Native American Heritage Month
“For a very long time editors and white readership have demanded Indigenous fiction to be
very performative—to be a sort of ‘Let me dance for you, let me show you the Indian you think you know.’ I started to realize I didn’t want to put my culture on display.” –Morgan Talty,
reflecting on his debut collection of short stories, Night of the Living Rez, in a recent interview with The Center for Fiction.
November is Native American Heritage Month and for it I chose to read Morgan Talty’s Night of the Living Rez, a collection of 12 short stories set on the Penobscot Indian Nation in Maine, where Talty grew up.
Night of the Living Rez is a brilliant piece of Autofiction, a genre of literature that combines
elements of autobiography and fiction, meaning every story in this collection has some basis in his experience of reality.
In an interview with Poets and Writers, Talty reflects on the importance of providing a
Penobscot person’s experience to enter the mainstream cultural consciousness through his
collection of short stories. “Having a single story of someone—of a group—diminishes what is real about them.

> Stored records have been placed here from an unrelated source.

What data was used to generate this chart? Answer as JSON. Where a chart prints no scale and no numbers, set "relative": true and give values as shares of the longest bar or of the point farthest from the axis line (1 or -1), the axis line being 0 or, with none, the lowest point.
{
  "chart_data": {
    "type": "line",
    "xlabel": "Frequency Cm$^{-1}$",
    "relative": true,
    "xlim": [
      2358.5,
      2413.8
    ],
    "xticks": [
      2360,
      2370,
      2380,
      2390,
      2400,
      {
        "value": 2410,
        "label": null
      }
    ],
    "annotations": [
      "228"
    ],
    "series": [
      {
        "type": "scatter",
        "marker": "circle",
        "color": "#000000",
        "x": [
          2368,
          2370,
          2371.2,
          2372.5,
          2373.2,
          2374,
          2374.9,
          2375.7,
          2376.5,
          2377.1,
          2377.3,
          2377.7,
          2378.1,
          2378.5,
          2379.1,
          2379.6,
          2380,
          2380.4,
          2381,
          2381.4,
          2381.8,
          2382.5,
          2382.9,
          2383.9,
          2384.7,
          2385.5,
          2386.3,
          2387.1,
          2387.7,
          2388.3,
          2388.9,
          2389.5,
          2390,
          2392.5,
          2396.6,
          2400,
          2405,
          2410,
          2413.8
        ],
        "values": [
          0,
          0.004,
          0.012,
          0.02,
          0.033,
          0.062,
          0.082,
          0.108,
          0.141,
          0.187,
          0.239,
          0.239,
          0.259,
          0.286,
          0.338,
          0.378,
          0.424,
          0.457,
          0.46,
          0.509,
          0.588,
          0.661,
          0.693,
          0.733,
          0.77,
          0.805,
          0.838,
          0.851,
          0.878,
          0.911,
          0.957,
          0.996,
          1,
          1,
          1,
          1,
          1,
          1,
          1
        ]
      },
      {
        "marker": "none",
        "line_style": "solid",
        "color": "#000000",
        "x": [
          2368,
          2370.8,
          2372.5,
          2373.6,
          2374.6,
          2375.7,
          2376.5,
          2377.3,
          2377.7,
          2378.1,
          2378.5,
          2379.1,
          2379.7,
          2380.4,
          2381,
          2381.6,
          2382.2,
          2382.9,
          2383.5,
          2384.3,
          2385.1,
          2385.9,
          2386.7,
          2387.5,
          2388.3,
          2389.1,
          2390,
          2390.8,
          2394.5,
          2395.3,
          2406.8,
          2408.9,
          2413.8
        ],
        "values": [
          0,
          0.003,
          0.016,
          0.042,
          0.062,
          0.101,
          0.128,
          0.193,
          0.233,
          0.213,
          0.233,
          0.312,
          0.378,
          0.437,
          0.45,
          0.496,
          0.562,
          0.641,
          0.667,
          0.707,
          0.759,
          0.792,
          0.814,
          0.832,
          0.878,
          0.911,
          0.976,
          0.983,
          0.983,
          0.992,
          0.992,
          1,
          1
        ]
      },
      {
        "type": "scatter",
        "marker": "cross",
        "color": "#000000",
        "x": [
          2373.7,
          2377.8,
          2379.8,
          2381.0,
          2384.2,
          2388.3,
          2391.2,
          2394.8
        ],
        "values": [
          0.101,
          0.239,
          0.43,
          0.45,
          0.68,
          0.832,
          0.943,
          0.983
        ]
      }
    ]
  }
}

It dehumanizes them. It’s those multiple and many stories about various
peoples—Indigenous tribes in this instance—that extend, and complicate, our understanding of what people think about Native Americans.”
The stories are told from the perspective of the main character, David. We read about a
modern-day Penobscot family and an Indigenous community wading through the tragedies of a painful past and attempting to survive an uncertain future.
Detailed descriptions of the landscape inform and depict what day-to-day life is like on the
reservation—“the night sky so packed with stars that I felt the urge to squint;” “sharp pine trees clutter and lean into each other;” “ice cracked and echoed somewhere in the swamp”—while in-depth portraits of characters burst with relatability and interiority—“The house was
scrubbed clean and smelled like bleach, the way it did when Mom was upset and had scrubbed the floors like she was trying to erase them.”
The structure of the book is nonlinear as stories jump back-and-forth throughout time, drawing the reader into an immersive experience and spitting us out into a new scene. In Talty’s Night of the Living Rez, each short story draws its power from what is left out as much as it does from what’s left on the page.
Night of the Living Rez has won the New England Book Award for Fiction, was a finalist for the Barnes and Noble Discover Award, and is on the longlist for the 2023 Andrew Carnegie Medal for Excellence in Fiction. It truly is a marvelous debut.
If you’re looking for other Indigenous books to read this month, I’ve compiled a list of worthy
titles categorized by age and genre:
Fry Bread: A Native American Family Story by Kevin Noble Maillard
We Are Water Protectors by Carole Lindstrom
Bowwow Powwow by Brenda Child
Middle Grade Literature (8-12 years old):
The Sign of the Beaver by Elizabeth George Speare
Two Roads by Joseph Bruchac
Young Adult Literature (12-18 years old):
The Marrow Thieves & Hunting by Stars by Cherie Dimaline (2 book series)
Night of the Living Rez by Morgan Talty
There There by Tommy Orange
Fire Keeper’s Daughter by Angeline Boulley
Braiding Sweetgrass: Indigenous Wisdom, Scientific Knowledge and the Teachings of Plants by Robin Wall Kimmerer
Covered with Night: A Story of Murder and Indigenous Justice in Early America by Nicole Eustace
Whatever you’re choosing to read this month, we hope that it leaves you with a broader, more complex understanding of Indigenous people, as many of these books are sure to do. As always, we hope to see you at the library.